JarCasting
Swarm
Library written in pure Kotlin to use for parallel computations with map programming paradigm. It may run on top of MPI (for multi-computer computation) or threads (for single machine).
Installation
Include into your Gradle build script the following line:
repositories {
mavenCentral()
}
dependencies {
implementation group: 'com.github.inforion', name: 'swarm', version: '0.2.0'
}
MPI/OpenMPI
That's it you are ready to go (for threads). If you want real cluster computation you should also install underlying MPI library. Swarm uses built bindings for OpenMPI library. To be able use of Swarm on top of MPI you should compile OpenMPI with Java bindings support. There is nothing complicated just clone OpenMPI sources and build it with --enable-mpi-java options. The full enough guide is in OpenMPI FAQ: https://www.open-mpi.org/faq/?category=java
When you assemble your program that use mpiSwarm you have to provide in classpath location of mpi.jar. This file built during OpenMPI compilation with Java support. Also, underlying low-level OpenMPI libraries must be in your LD_LIBRARY_PATH or seen for Java native loader.
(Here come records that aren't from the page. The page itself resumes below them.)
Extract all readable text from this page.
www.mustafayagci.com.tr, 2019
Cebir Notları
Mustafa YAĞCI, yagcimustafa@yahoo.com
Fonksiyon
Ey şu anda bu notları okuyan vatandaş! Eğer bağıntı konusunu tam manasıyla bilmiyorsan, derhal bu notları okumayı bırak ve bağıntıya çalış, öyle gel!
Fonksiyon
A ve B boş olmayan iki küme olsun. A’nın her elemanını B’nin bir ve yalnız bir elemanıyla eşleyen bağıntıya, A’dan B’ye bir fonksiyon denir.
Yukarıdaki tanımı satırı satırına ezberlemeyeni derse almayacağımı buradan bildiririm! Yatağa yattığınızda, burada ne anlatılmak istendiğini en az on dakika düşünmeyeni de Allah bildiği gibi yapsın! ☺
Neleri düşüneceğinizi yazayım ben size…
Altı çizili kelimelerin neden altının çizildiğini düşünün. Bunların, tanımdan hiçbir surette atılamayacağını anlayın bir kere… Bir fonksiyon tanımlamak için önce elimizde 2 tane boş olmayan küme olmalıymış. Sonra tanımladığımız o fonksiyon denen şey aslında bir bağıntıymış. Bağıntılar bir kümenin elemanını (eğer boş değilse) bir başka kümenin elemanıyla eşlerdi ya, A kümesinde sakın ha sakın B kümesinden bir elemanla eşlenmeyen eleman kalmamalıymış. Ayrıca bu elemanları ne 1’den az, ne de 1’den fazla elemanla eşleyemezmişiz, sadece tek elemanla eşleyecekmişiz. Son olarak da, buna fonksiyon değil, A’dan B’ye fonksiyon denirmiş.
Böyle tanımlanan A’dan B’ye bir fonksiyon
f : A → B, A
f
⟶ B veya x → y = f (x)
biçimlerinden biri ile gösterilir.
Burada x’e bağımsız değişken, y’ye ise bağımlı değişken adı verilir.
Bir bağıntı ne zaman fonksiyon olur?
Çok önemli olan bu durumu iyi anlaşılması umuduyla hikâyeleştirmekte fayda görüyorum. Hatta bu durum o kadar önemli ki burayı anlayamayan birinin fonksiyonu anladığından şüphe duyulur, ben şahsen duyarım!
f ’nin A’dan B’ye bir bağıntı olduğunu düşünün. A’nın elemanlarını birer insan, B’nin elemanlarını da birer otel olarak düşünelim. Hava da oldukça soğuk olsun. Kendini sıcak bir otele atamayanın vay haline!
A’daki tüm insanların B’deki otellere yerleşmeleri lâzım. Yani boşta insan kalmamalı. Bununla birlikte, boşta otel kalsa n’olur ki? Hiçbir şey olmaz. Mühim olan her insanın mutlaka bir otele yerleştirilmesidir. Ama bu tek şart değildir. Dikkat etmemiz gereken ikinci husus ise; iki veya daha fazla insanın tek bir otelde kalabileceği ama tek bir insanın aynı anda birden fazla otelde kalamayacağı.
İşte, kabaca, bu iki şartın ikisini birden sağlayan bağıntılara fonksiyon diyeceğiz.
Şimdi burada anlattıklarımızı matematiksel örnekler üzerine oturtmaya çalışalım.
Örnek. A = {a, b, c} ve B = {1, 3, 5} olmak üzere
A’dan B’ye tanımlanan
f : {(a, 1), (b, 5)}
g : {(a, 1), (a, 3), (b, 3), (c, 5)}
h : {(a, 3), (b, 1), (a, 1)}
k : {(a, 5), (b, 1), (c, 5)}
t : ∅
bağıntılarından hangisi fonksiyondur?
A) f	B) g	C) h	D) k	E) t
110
NOTE: although compilation isn't hard and Swarm hides direct work with MPI but cluster computation is not for faint of heart.
Parallel concept of Swarm
In cluster programming (and for threads-case that simulates cluster) often used the next terms: master and slave nodes.
- master node - is the main node that get control first of all
- slave node - is node that wait for task (from master map command) and then do a job
In Swarm, we always have one master node and as many slaves nodes as specified during Swarm starts.
Also in a whole program we have three main parts:
- common code - executed for all nodes (master and slaves)
- master code - executed only for master node
- slave code - executed only for slaves node
Usage
First we should create a 'split point' or 'entry point' for Swarm. It can be done using one of the function: threadsSwarm or mpiSwarm, depends on what underlying distibuted computation layer we want to use, e.g.:
// this code executes for all nodes: master and slaves
threadsSwarm(4) { // here we specify 4 slaves nodes
// now we are part of the swarm
// this code executes only for master node
}
After we become a part of swarm we have two main type of possible actions: interaction with other nodes and map-computation itself. If in computation task no pre-computation is needed, i.e. no context for slaves required, then map function can be used.
threadsSwarm(size) { swarm ->
// this code executes only for master node
val result = listOf("ab", "cd", "dd")
.parallelize(swarm) // creates a special wrapper ParallelIterable for collection for parallization
.map { // API is simpilar for others map-like function
// this code will be executed on slaves nodes in parallel
it.toUpperCase()
}
// result = listOf("AB", "CD", "DD")
}
But in some cases we may need to setup context for all nodes before computation, then context may be used on Swarm object
// Context class, Heavy is some heavy to compute object and we should do it once before map
class Context(val node: Int, val heavy: Heavy)
threadsSwarm(size) { swarm ->
swarm.context {
val heavy = initializeHeavy(...)
Context(it, heavy)
}
swarm
.get { context: Context -> context.heavy.someField } // using get we could collect information from all slaves
.forEach { println(it) } // this executes only on master (simple forEach)
val result = listOf("ab", "cd", "dd")
.parallelize(swarm)
.mapContext { context: Context, value -> // use of mapContext to also get a previously set context among with value
context.heavy.run(value)
}
// result = listOf context.heavy.run(...) on "ab", "cd", "dd"
}
Besides map and mapContext methods for ParallelIterable, a filter method available. Also you can find a number of usage example is in the SwarmTests.